Children of the Revolution

Children of the Revolution

Man ist angekommen und verbringt die Tage zu Hause und steht auf und isst und geht immer wieder ziellos durch die Landschaft und irgendwann ins Bett. Man hat Zeit zum Denken und Grübeln und Aggrosein. Man regt sich über Dinge auf, für die einem in Tokio die Kraft gefehlt hat:

„Ich bin Fotograf und will Geschichten erzählen.“ Bullshit! Dreck, was wollen sie denn erzählen; die ganzen Hippiegrafen oder Lomografen oder Ästhetografen? Ein Bild und dann vielleicht „Street“, ein Mann in der Stadt, vielleicht eine Frau, ganz verloren in der großen Leere. Jedenfalls immer Einsamkeit oder ganz sentimental oder melancholisch. Am besten noch mit Geschichte. Triefend vor lauter Pathos und Schmalz und schwülstiger Wortscheiße. Wir sind allein in der Welt und alles ist so traurig.

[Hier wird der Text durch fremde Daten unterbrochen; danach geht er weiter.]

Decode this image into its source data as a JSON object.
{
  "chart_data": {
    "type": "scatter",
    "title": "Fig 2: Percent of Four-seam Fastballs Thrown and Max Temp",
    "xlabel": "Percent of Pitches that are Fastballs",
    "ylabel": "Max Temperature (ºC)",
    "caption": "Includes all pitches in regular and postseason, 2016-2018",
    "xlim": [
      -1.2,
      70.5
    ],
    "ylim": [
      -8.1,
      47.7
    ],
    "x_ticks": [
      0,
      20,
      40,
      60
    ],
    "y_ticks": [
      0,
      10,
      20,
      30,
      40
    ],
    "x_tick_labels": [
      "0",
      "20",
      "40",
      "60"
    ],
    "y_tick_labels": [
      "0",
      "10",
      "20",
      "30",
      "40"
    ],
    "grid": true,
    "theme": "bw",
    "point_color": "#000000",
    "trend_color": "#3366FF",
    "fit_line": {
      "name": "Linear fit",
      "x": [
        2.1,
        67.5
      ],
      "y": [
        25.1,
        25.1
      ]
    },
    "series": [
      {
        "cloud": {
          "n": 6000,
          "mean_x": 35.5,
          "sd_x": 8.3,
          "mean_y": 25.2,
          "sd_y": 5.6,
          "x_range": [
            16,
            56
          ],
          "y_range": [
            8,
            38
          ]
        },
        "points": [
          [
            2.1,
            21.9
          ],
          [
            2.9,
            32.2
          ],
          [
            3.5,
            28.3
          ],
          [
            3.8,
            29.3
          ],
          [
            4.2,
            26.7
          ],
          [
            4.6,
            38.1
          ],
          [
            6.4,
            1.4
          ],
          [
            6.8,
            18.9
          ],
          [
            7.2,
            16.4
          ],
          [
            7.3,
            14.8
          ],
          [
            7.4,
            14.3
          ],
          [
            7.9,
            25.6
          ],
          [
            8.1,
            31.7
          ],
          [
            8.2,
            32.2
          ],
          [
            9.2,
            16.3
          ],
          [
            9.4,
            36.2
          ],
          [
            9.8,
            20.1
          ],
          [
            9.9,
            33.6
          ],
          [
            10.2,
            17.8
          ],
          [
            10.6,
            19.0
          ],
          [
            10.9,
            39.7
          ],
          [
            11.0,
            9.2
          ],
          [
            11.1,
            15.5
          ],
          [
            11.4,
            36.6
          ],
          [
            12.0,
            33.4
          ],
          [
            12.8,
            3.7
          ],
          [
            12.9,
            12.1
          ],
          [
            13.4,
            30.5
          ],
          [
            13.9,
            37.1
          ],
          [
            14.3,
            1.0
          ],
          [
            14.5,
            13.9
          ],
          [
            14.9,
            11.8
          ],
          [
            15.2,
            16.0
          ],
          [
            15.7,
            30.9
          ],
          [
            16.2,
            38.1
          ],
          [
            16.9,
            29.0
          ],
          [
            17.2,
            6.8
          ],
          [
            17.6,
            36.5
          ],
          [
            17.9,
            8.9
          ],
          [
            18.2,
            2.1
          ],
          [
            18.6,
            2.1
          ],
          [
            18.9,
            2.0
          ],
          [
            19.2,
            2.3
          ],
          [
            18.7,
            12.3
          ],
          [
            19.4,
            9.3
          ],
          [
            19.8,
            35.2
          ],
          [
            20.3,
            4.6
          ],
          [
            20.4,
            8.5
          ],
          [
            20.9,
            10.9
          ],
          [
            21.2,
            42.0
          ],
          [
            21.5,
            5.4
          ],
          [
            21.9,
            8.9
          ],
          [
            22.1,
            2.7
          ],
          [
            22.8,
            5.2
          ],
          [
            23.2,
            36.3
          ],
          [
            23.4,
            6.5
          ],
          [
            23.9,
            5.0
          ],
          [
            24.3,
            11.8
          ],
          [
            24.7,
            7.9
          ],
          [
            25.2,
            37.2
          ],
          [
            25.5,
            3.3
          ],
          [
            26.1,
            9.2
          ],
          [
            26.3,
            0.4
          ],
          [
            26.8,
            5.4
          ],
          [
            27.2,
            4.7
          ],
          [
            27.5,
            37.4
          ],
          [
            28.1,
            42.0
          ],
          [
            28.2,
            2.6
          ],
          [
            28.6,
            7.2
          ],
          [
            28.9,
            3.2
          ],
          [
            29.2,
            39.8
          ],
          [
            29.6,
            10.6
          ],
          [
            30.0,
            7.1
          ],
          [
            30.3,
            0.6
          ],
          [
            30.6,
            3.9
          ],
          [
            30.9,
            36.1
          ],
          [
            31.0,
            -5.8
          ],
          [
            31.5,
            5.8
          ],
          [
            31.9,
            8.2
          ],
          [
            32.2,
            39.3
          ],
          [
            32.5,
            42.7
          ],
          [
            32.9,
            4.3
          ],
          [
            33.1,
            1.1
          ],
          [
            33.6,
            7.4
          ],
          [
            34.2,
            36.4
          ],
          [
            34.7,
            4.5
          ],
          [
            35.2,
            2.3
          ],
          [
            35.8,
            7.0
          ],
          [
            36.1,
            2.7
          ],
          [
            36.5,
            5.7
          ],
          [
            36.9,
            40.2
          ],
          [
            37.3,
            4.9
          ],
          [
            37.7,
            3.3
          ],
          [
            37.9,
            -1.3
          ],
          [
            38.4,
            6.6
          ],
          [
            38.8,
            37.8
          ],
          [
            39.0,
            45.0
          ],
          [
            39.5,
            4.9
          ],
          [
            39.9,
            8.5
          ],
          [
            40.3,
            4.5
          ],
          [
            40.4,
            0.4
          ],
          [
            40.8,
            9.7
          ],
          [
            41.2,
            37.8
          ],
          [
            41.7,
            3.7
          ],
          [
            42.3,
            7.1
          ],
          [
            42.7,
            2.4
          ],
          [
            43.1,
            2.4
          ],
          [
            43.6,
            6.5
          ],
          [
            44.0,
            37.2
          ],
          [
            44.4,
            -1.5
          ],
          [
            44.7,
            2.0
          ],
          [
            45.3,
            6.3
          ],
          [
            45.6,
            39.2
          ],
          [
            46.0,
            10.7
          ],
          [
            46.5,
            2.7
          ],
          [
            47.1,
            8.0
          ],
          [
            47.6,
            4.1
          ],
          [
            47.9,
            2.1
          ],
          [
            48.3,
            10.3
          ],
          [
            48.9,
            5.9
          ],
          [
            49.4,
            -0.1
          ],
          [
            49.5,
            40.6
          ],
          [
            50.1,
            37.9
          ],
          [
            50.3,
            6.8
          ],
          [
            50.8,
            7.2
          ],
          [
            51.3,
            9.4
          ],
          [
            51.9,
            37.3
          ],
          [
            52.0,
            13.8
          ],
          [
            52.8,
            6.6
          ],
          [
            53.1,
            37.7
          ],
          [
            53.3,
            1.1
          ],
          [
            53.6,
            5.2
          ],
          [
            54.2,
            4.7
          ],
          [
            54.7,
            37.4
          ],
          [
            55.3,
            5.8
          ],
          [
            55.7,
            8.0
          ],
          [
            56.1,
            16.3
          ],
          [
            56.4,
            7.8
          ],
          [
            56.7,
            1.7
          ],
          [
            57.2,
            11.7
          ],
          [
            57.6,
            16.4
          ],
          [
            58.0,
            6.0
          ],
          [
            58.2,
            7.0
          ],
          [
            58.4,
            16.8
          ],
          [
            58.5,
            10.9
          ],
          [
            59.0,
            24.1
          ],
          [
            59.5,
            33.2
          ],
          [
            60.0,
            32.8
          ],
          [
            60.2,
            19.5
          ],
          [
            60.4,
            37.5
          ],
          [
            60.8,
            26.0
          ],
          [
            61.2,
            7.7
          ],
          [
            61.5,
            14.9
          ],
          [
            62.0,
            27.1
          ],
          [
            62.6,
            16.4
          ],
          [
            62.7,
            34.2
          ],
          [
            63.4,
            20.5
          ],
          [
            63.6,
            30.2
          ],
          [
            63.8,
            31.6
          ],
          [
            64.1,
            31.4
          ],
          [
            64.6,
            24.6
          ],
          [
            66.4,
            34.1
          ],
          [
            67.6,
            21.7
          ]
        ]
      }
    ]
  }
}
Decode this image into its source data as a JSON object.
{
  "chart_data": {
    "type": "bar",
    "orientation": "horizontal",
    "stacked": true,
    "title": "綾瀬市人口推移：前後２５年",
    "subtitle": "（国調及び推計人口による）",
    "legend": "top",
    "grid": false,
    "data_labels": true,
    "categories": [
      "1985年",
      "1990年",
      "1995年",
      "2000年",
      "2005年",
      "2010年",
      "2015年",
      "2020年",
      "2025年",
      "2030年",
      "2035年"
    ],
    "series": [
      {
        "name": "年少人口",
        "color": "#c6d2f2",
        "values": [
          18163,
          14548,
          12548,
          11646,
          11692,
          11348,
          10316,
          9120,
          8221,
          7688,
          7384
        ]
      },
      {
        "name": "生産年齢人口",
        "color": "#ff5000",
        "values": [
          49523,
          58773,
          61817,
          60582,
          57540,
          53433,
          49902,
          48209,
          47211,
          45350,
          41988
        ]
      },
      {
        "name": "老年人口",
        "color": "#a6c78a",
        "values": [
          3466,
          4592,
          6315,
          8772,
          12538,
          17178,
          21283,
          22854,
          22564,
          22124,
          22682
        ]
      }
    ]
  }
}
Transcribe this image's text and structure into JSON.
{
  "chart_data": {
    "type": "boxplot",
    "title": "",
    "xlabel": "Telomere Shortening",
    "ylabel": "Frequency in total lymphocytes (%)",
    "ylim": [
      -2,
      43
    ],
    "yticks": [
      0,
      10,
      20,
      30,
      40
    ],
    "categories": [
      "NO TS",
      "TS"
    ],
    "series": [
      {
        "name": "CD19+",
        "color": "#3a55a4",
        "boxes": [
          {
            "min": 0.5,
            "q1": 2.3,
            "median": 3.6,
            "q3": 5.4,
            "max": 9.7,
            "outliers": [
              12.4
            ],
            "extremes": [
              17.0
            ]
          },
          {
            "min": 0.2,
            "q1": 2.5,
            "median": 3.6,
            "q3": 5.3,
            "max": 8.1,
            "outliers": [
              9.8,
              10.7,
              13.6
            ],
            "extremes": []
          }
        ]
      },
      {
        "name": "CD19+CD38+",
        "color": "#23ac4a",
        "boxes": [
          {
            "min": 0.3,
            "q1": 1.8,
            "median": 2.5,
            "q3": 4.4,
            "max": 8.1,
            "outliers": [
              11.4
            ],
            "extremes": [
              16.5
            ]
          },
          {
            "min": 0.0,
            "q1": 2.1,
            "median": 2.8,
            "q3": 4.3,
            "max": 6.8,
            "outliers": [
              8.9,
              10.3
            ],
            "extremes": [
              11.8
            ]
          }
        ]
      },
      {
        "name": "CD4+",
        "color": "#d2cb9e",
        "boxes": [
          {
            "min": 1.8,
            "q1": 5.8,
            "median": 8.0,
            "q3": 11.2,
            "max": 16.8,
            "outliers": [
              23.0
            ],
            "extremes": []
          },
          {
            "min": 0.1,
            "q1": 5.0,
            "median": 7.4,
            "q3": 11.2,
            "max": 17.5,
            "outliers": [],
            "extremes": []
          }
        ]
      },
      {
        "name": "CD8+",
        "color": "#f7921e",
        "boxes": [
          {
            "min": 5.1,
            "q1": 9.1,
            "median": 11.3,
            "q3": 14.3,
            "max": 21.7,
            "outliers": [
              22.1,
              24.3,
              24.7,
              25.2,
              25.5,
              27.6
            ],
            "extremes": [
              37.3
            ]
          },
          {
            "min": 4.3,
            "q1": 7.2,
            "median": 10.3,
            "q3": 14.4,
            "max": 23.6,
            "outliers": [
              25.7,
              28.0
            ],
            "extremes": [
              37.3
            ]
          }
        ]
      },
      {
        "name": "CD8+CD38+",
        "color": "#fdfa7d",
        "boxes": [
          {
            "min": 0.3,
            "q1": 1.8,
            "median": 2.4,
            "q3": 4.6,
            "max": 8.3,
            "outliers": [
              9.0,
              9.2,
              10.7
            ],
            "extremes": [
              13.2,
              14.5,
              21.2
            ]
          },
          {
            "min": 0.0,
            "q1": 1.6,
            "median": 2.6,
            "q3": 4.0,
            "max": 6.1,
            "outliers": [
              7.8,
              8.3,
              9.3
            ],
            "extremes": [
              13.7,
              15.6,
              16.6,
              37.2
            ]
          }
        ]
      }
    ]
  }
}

Ich bin Fotograf und will eine Geschichte erzählen. Alles ist fiktiv und frei erfunden und es ist meine Welt, weil ein Foto nichts sagen kann und ich auch nicht weiß, was Realität ist oder Fantasie. Alles verschwimmt mit der Zeit. Traum und Vergangenheit und Erzähltes und Erlebtes: „Einmal war ich in Kyoto und schlief inmitten von Dreck und Studenten. Ich sah einen Emu in einem winzigen Gehege. Bald wird er geschlachtet.“ Das ist meine Geschichte.


One has returned and spends the days at home and gets up and eats and keeps walking aimlessly through the landscape and to bed eventually. One has time to think and ponder and being aggro. One is upset about things for which, in Tokyo, one was missing the urge:

“I’m a photographer and wanna tell stories.” Bullshit! Junk, what do they wanna tell; all those hippie, lomo or aesthetics shutterbugs? One picture and then maybe ‘street’, a man in the city, maybe a woman, hopelessly lost in the big emptiness. In any case, always loneliness or entirely sentimental or melancholic. Those with a story are the best. Oozing with pathos and corniness and overblown word shit. We are alone in the world and everything’s so sad.

I’m a photographer and wanna tell a story. Everything’s fictional and freely invented and it’s my world because a photo can’t say anything and I also don’t know what’s reality or fantasy. Everything’s blurring with time. Dream and past and the told and experienced: “Once I have been to Kyoto and slept between junk and students. I saw an emu in a tiny compound. He’ll soon be slaughtered.” That’s my story.